Колокол древнего аббатства Сен-Жермен де Пре шлет навстречу жесткие аскетические звоны. А толпа молодеет. Из ренессансных ворот Сорбонны выплескивается ватага студентов. Это Латинский квартал, несмолкаемо юная часть Парижа, перекресток призваний. Куда ни направишь стопы – очаг наук или художеств. Факультет Сорбонны, Школа изящных искусств, Ботанический сад, театр на площади Одеон, издавна облюбованной комедиантами…

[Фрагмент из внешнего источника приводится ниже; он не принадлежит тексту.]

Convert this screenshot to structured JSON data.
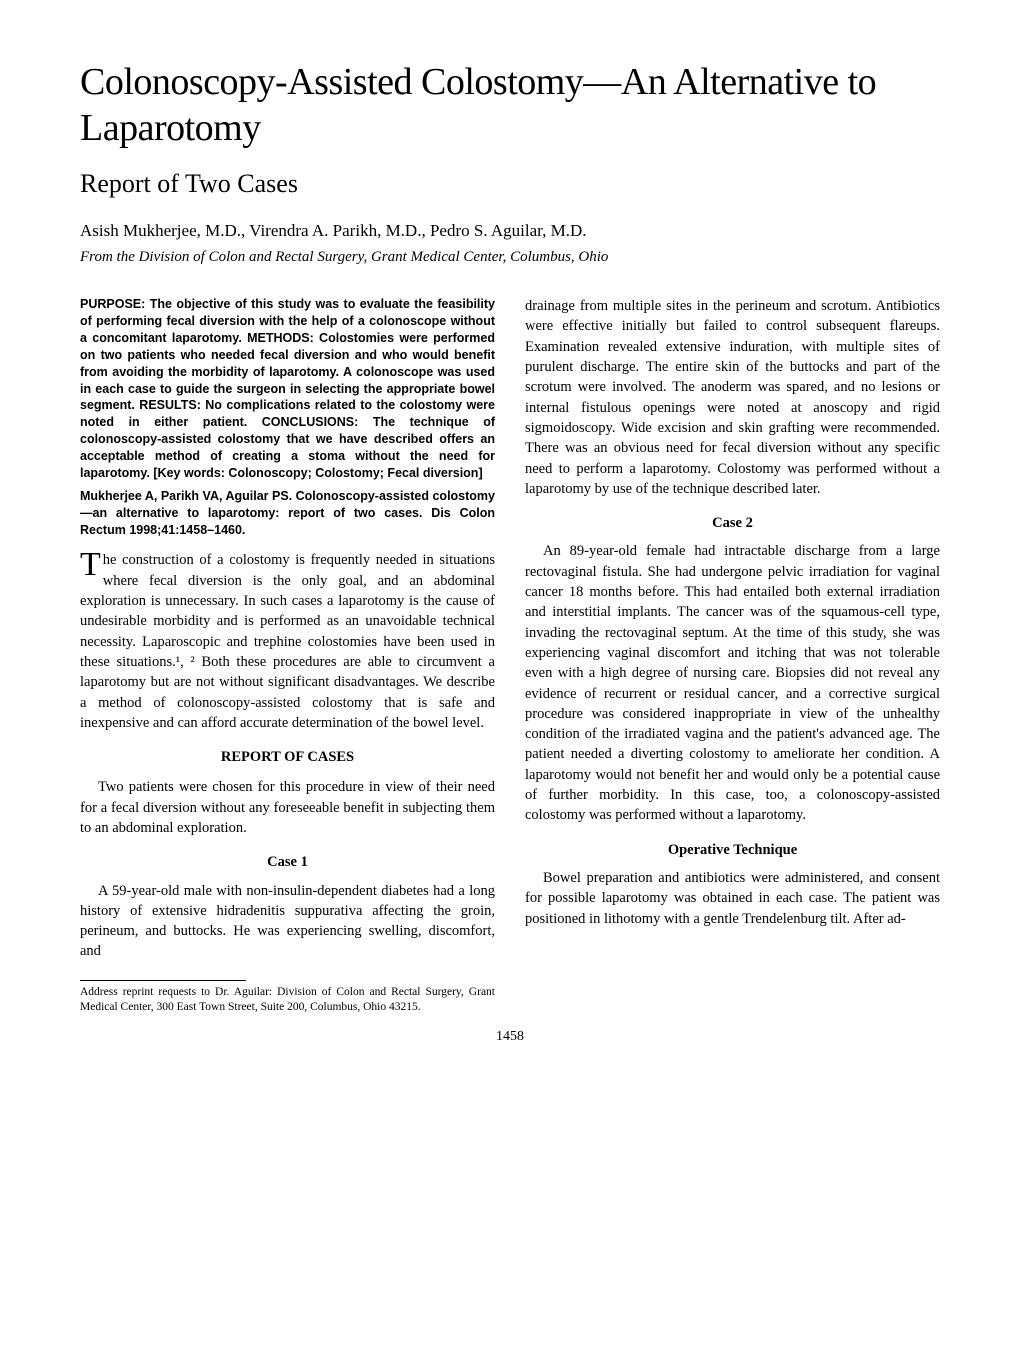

Узкая, глухая улица Жакоб, улица мелкой и пестрой торговли, тесных закусочных, фруктовых лотков. И книжных развалов, где счастливец, сияя, выуживает потрепанный том, служивший поколениям. И вот продолжение ее – Университетская. Выставки-салоны с опусами начинающих живописцев, витрины конфекциона. Мушкетерские сапоги с раструбами, джинсы с готовыми заплатами, ожерелья из ракушек – новинки молодежной моды, которая и во второй половине двадцатого века, как при Куракине, дразнит старших.
Где-то тут, близко…
Хмуро уставился серый, безликий пятиэтажный дом, тупо равнодушный к искателю.
Только на плане времен Регентства обнаружил я смутные очертания скромной постройки с угловой башенкой. Под окнами – черные клубочки подстриженных деревьев.
Работники Библиотеки истории города Парижа радовались этой находке вместе со мной. Спасибо им! Спасибо сердечное также служащим Национального архива Франции, – немалого труда стоило им отрыть в Фонде нотариусов бумаги, составленные мэтром Перишоном.
Александр Куракин выполнил заветы отца. Василий Тредиаковский благодарил его за «отеческую и щедрую милость» в предисловии к «Езде в остров Любви», выпущенной в Санктпетербурге в 1730 году. Молодой дипломат поддержал Антиоха Кантемира, начавшего перевод вольнодумных «Разговоров о множестве миров» Фонтенеля. Трактат этот, опубликованный в 1740 году, был позднее, при Елизавете, запрещен как несогласный с учением церкви.
Злоба дня, давно ушедшего…
Но события, потрясшие Европу два с половиной столетия назад, не безразличны нам, ибо человечество ничего не забывает. Суд истории не знает срока давности.